For the gifts that you do want, make sure you get rid of the old items in your home that they replace. If you receive a new pair of jeans, sell or donate an old pair. Likewise electronics equipment. Try and make the holiday season a zero sum gain in the accumulation of stuff. This advice won't apply to all gifts, such as one of a kind gifts and consumables. However, for clothing and toys, it is an easy way to get rid of old items that have been replaced.

But we've all received our share of dud presents. You can donate gifts that don't fit or don't suit your tastes to your local thrift shop or freecycle, a website that facilitates the exchange of free stuff from people in your area. If you really feel like you don't need anything, try to urge family and friends to give you something non-tangible, like an itunes gift certificate or better yet, a donation to a charity you're into. Planet Green suggests a few of their favorite eco-friendly causes:

A) Working in 10 countries, the Seva Foundation provides financial resources and technical expertise to help communities build sustainable solutions to poverty and disease.

B) Global Green was founded by President Gorbachev and seeks to resolve problems with climate change, weapons of mass destruction, and clean drinking water.
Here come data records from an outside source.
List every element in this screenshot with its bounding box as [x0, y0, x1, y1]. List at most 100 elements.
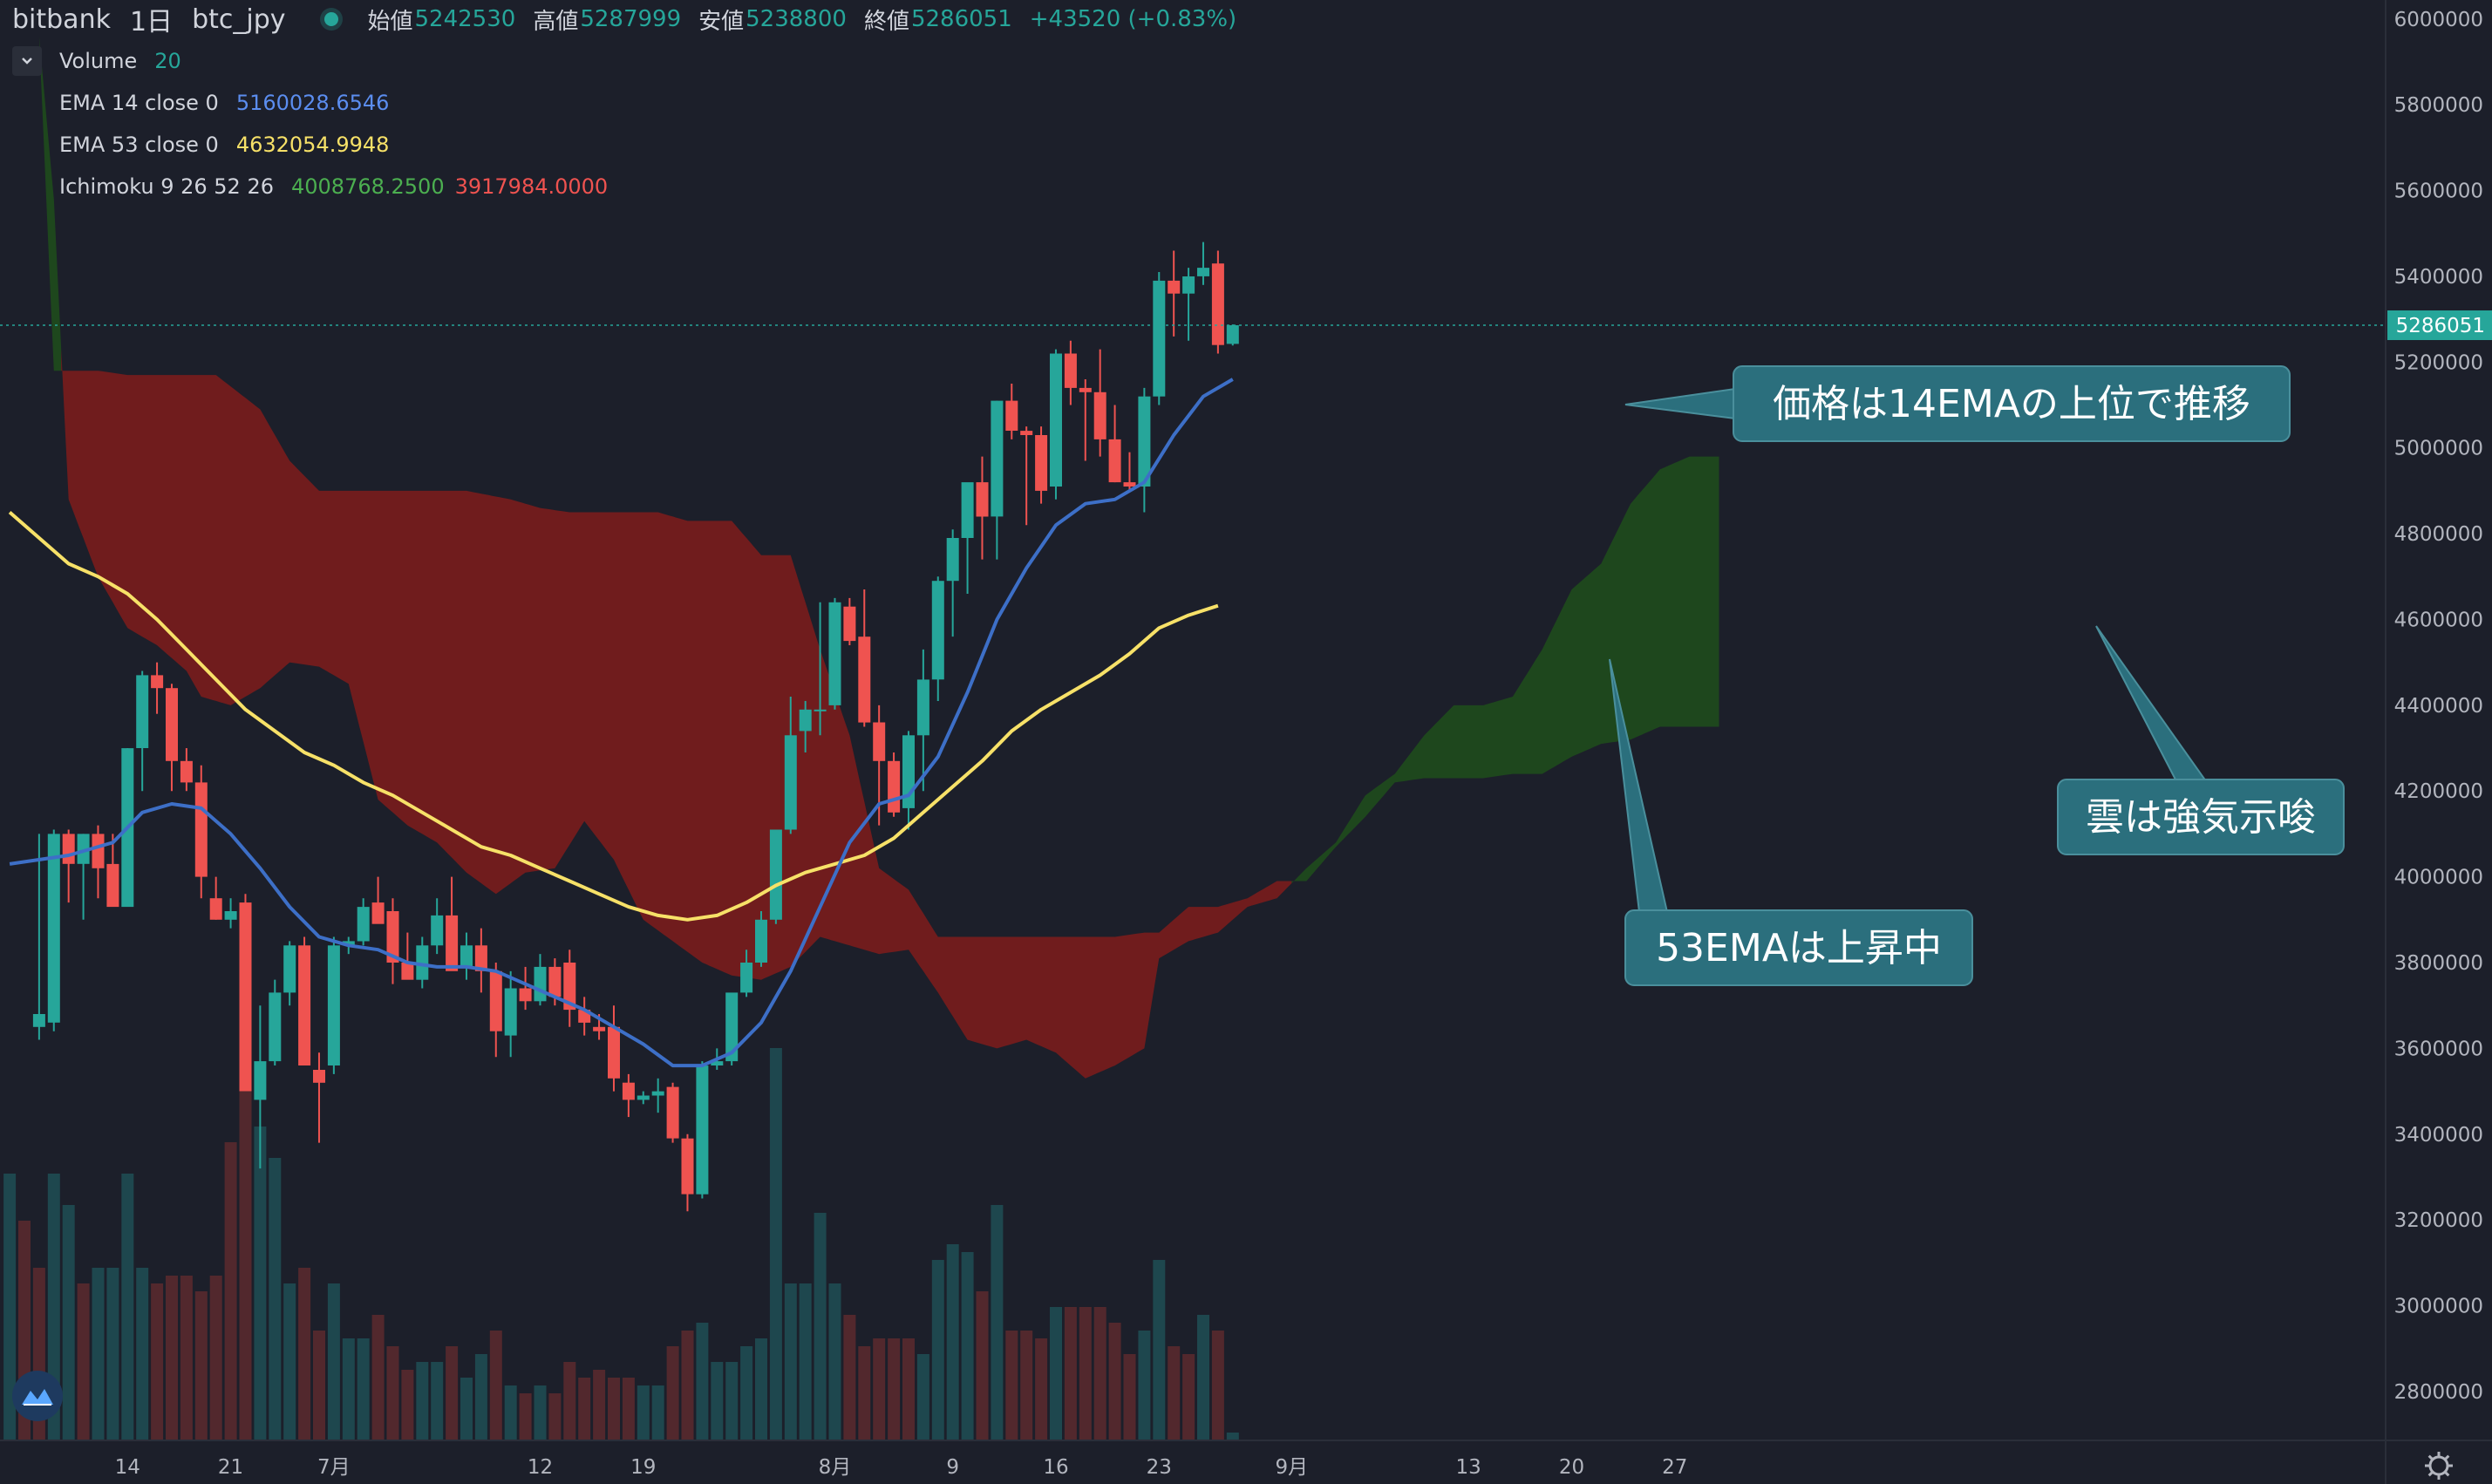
candle-body — [991, 400, 1004, 517]
volume-bar — [725, 1362, 739, 1440]
x-axis[interactable]: 14 21 7月 12 19 8月 9 16 23 9月 13 20 27 — [0, 1440, 2492, 1480]
y-tick-label: 3400000 — [2394, 1124, 2483, 1147]
candle-body — [814, 709, 827, 711]
ema53-value: 4632054.9948 — [235, 133, 390, 157]
collapse-toggle-icon[interactable] — [12, 46, 42, 76]
volume-bar — [755, 1338, 767, 1440]
candle-up — [269, 979, 282, 1066]
volume-bar — [1153, 1260, 1166, 1440]
gear-tooth — [2427, 1471, 2434, 1477]
callout-pointer — [2095, 625, 2208, 782]
candle-down — [446, 876, 459, 971]
candle-body — [1123, 482, 1136, 487]
open-label: 始値 — [367, 8, 413, 35]
candle-body — [563, 963, 576, 1011]
volume-bar — [180, 1276, 193, 1440]
candle-down — [1020, 426, 1033, 526]
volume-bar — [254, 1127, 267, 1440]
volume-bar — [1064, 1307, 1077, 1440]
volume-bar — [1197, 1315, 1209, 1440]
legend-volume[interactable]: Volume 20 — [12, 46, 181, 76]
candle-body — [32, 1014, 45, 1027]
volume-bar — [1079, 1307, 1092, 1440]
candle-body — [298, 945, 311, 1065]
x-tick-label: 14 — [115, 1456, 140, 1479]
candle-body — [873, 722, 886, 761]
ema14-value: 5160028.6546 — [235, 91, 390, 115]
y-tick-label: 6000000 — [2394, 9, 2483, 31]
legend-ichimoku[interactable]: Ichimoku 9 26 52 26 4008768.2500 3917984… — [59, 172, 608, 201]
candle-body — [1093, 391, 1106, 439]
y-tick-label: 3200000 — [2394, 1209, 2483, 1232]
candle-body — [92, 834, 105, 868]
candle-body — [239, 902, 252, 1092]
x-tick-label: 12 — [528, 1456, 553, 1479]
volume-bar — [961, 1252, 974, 1440]
high-value: 5287999 — [580, 6, 682, 32]
gear-ring — [2428, 1455, 2449, 1476]
candle-up — [637, 1091, 650, 1105]
candle-up — [1153, 272, 1166, 405]
volume-bar — [313, 1331, 325, 1440]
candle-down — [209, 876, 222, 920]
exchange-name[interactable]: bitbank — [12, 3, 111, 35]
gear-tooth — [2444, 1454, 2450, 1460]
candle-down — [666, 1082, 679, 1143]
volume-bar — [416, 1362, 429, 1440]
symbol-header: bitbank 1日 btc_jpy 始値 5242530 高値 5287999… — [12, 3, 1254, 38]
candle-body — [548, 966, 562, 997]
ema14-line — [9, 378, 1234, 1068]
candle-body — [858, 636, 871, 723]
tradingview-logo-icon[interactable] — [12, 1371, 63, 1421]
candle-up — [725, 992, 739, 1066]
candle-up — [136, 671, 149, 792]
candle-down — [1079, 379, 1092, 461]
ema-lines — [8, 378, 1234, 1068]
candle-body — [180, 760, 193, 783]
candle-body — [843, 606, 856, 642]
annotation-callouts[interactable]: 価格は14EMAの上位で推移 53EMAは上昇中 雲は強気示唆 — [1609, 365, 2345, 986]
candle-up — [961, 482, 974, 594]
volume-bar — [814, 1213, 827, 1440]
candle-body — [269, 992, 282, 1062]
market-status-icon — [323, 12, 338, 26]
volume-bar — [166, 1276, 178, 1440]
candle-down — [151, 662, 164, 714]
callout-cloud[interactable]: 雲は強気示唆 — [2057, 625, 2345, 855]
candle-down — [888, 752, 901, 817]
gear-tooth — [2427, 1454, 2434, 1460]
callout-14ema[interactable]: 価格は14EMAの上位で推移 — [1624, 365, 2291, 442]
volume-bar — [1005, 1331, 1018, 1440]
candle-up — [902, 731, 915, 830]
volume-bar — [666, 1346, 679, 1440]
volume-bar — [843, 1315, 856, 1440]
y-tick-label: 4400000 — [2394, 695, 2483, 718]
interval-label[interactable]: 1日 — [129, 7, 174, 37]
candle-down — [1005, 383, 1018, 439]
settings-gear-icon[interactable] — [2425, 1452, 2453, 1480]
candle-down — [1211, 250, 1224, 354]
volume-bar — [239, 1032, 252, 1440]
volume-bar — [151, 1283, 164, 1440]
y-axis[interactable]: 2800000 3000000 3200000 3400000 3600000 38000… — [2385, 0, 2492, 1484]
symbol-name[interactable]: btc_jpy — [192, 3, 286, 35]
candle-body — [47, 834, 60, 1023]
volume-bar — [637, 1385, 650, 1440]
candle-down — [1035, 426, 1048, 504]
candle-up — [784, 697, 797, 834]
legend-ema53[interactable]: EMA 53 close 0 4632054.9948 — [59, 130, 389, 160]
candle-body — [1168, 280, 1181, 294]
volume-bar — [740, 1346, 753, 1440]
callout-53ema[interactable]: 53EMAは上昇中 — [1609, 658, 1973, 986]
candle-body — [1064, 353, 1077, 388]
legend-ema14[interactable]: EMA 14 close 0 5160028.6546 — [59, 88, 389, 118]
candle-up — [460, 932, 473, 980]
candle-down — [1123, 452, 1136, 491]
volume-bar — [504, 1385, 517, 1440]
candle-body — [474, 945, 487, 971]
candle-up — [696, 1061, 709, 1199]
candle-down — [622, 1073, 635, 1118]
volume-bar — [858, 1346, 871, 1440]
y-tick-label: 4600000 — [2394, 609, 2483, 631]
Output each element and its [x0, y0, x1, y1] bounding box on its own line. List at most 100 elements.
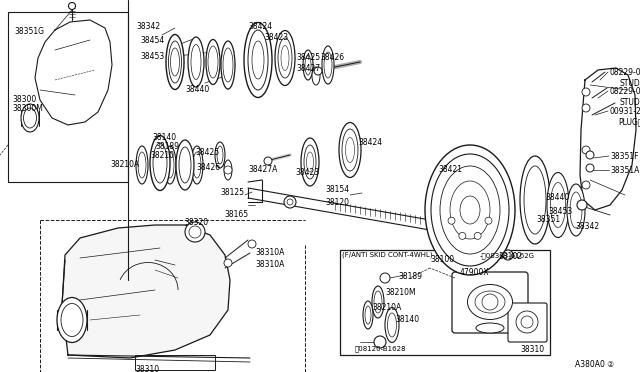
Text: 38426: 38426 — [320, 53, 344, 62]
Ellipse shape — [450, 181, 490, 239]
Ellipse shape — [281, 45, 289, 71]
Circle shape — [284, 196, 296, 208]
Ellipse shape — [252, 41, 264, 79]
Ellipse shape — [431, 154, 509, 266]
Text: 38210: 38210 — [150, 151, 174, 160]
Ellipse shape — [440, 166, 500, 254]
Ellipse shape — [188, 37, 204, 87]
Circle shape — [586, 151, 594, 159]
Ellipse shape — [387, 313, 397, 337]
Text: 38189: 38189 — [398, 272, 422, 281]
Ellipse shape — [520, 156, 550, 244]
Ellipse shape — [385, 308, 399, 343]
Ellipse shape — [248, 30, 268, 90]
Text: 38425: 38425 — [296, 53, 320, 62]
Ellipse shape — [524, 166, 546, 234]
Ellipse shape — [374, 291, 382, 313]
Ellipse shape — [224, 160, 232, 180]
Circle shape — [287, 199, 293, 205]
Text: 38424: 38424 — [358, 138, 382, 147]
Ellipse shape — [547, 173, 569, 237]
Bar — [8, 12, 128, 182]
Ellipse shape — [550, 183, 566, 228]
Text: 38453: 38453 — [548, 207, 572, 216]
Text: 38351F: 38351F — [610, 152, 639, 161]
Ellipse shape — [193, 152, 201, 178]
Circle shape — [582, 88, 590, 96]
Text: 38140: 38140 — [152, 133, 176, 142]
Text: 38210A: 38210A — [110, 160, 140, 169]
Ellipse shape — [467, 285, 513, 320]
Ellipse shape — [346, 138, 355, 163]
Ellipse shape — [223, 48, 233, 82]
Text: (F/ANTI SKID CONT-4WHL): (F/ANTI SKID CONT-4WHL) — [342, 252, 433, 259]
Text: 38454: 38454 — [140, 36, 164, 45]
Text: 00931-2121A: 00931-2121A — [610, 107, 640, 116]
Text: 38351: 38351 — [536, 215, 560, 224]
Text: ⒲08120-B1628: ⒲08120-B1628 — [355, 345, 406, 352]
Circle shape — [459, 232, 466, 239]
Text: 38440: 38440 — [185, 85, 209, 94]
Text: 38125: 38125 — [220, 188, 244, 197]
Circle shape — [503, 250, 513, 260]
Circle shape — [482, 294, 498, 310]
Text: 38342: 38342 — [136, 22, 160, 31]
Ellipse shape — [179, 147, 191, 183]
Circle shape — [448, 217, 455, 224]
Ellipse shape — [24, 108, 36, 128]
Bar — [135, 355, 215, 370]
Ellipse shape — [278, 38, 292, 78]
Circle shape — [586, 164, 594, 172]
Text: 38351A: 38351A — [610, 166, 639, 175]
Text: 38421: 38421 — [438, 165, 462, 174]
Text: 38310: 38310 — [520, 345, 544, 354]
Text: 38310: 38310 — [135, 365, 159, 372]
Text: 38310A: 38310A — [255, 248, 284, 257]
Circle shape — [374, 336, 386, 348]
Circle shape — [224, 259, 232, 267]
Ellipse shape — [301, 138, 319, 186]
Ellipse shape — [153, 143, 167, 183]
Ellipse shape — [215, 142, 225, 168]
Ellipse shape — [61, 304, 83, 337]
Ellipse shape — [244, 22, 272, 97]
Ellipse shape — [138, 152, 146, 178]
Text: 38210A: 38210A — [372, 303, 401, 312]
Ellipse shape — [150, 135, 170, 190]
Text: 38210M: 38210M — [385, 288, 415, 297]
FancyBboxPatch shape — [452, 272, 528, 333]
Ellipse shape — [217, 146, 223, 164]
Ellipse shape — [303, 50, 313, 80]
Text: 38440: 38440 — [545, 193, 569, 202]
Ellipse shape — [365, 306, 371, 324]
Ellipse shape — [164, 146, 176, 184]
Text: A380A0 ②: A380A0 ② — [575, 360, 614, 369]
Text: 38300M: 38300M — [12, 104, 43, 113]
Text: 38154: 38154 — [325, 185, 349, 194]
Ellipse shape — [324, 52, 332, 78]
Ellipse shape — [166, 152, 174, 178]
Text: 38424: 38424 — [248, 22, 272, 31]
Ellipse shape — [176, 140, 194, 190]
Text: 08229-01610: 08229-01610 — [610, 68, 640, 77]
Ellipse shape — [21, 104, 39, 132]
Text: 38427A: 38427A — [248, 165, 277, 174]
Text: 38165: 38165 — [224, 210, 248, 219]
Text: 38100: 38100 — [430, 255, 454, 264]
Ellipse shape — [516, 311, 538, 333]
Text: 38342: 38342 — [575, 222, 599, 231]
Ellipse shape — [460, 196, 480, 224]
Ellipse shape — [136, 146, 148, 184]
Ellipse shape — [312, 67, 320, 85]
Ellipse shape — [177, 146, 189, 184]
Text: 47900X: 47900X — [460, 268, 490, 277]
Text: 38189: 38189 — [155, 142, 179, 151]
Text: PLUGプラグ: PLUGプラグ — [618, 117, 640, 126]
Ellipse shape — [179, 152, 187, 178]
Circle shape — [314, 67, 322, 75]
Circle shape — [474, 232, 481, 239]
Ellipse shape — [363, 301, 373, 329]
Ellipse shape — [339, 122, 361, 177]
Circle shape — [68, 3, 76, 10]
Ellipse shape — [57, 298, 87, 343]
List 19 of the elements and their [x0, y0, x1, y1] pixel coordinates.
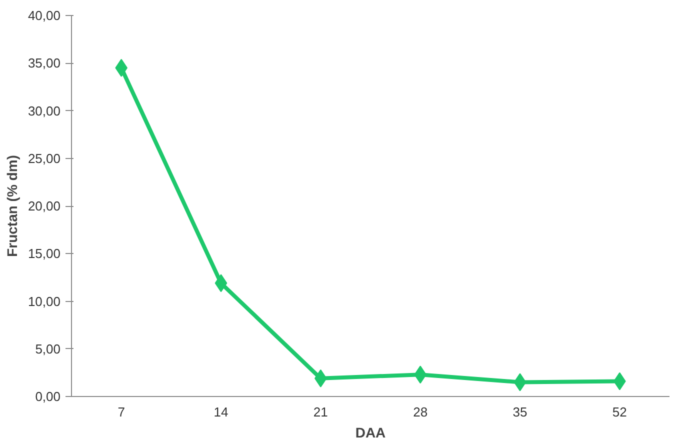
y-tick-label: 20,00 — [28, 198, 61, 214]
x-tick-label: 7 — [118, 404, 125, 420]
y-tick-label: 30,00 — [28, 103, 61, 118]
y-tick-label: 5,00 — [35, 341, 61, 356]
y-tick-label: 40,00 — [28, 8, 61, 23]
y-tick-label: 10,00 — [28, 294, 61, 309]
y-tick-label: 25,00 — [28, 150, 61, 166]
x-tick-label: 35 — [512, 404, 528, 420]
point — [214, 274, 228, 292]
y-tick-label: 15,00 — [28, 246, 61, 262]
x-tick-label: 52 — [612, 404, 627, 420]
x-tick-label: 21 — [313, 404, 328, 420]
point — [514, 373, 526, 392]
x-tick-label: 14 — [214, 404, 228, 420]
x-tick-label: 28 — [413, 404, 428, 420]
y-tick-label: 35,00 — [28, 56, 61, 71]
y-tick-label: 0,00 — [35, 389, 61, 404]
y-axis-title: Fructan (% dm) — [4, 155, 20, 257]
x-axis-title: DAA — [355, 424, 386, 440]
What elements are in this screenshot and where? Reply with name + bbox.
C) National Wildlife Federation encourages Americans to protect wildlife by confronting global warming and restoring natural habitats.

D) Oceana is the largest international ocean advocacy group committed to protecting and restoring the world's oceans and its inhabitants. Supporters can adopt a marine creature through Oceana's website. Gift recipients will receive ocean-themed cookie cutters and sea creature plush toys as a bonus.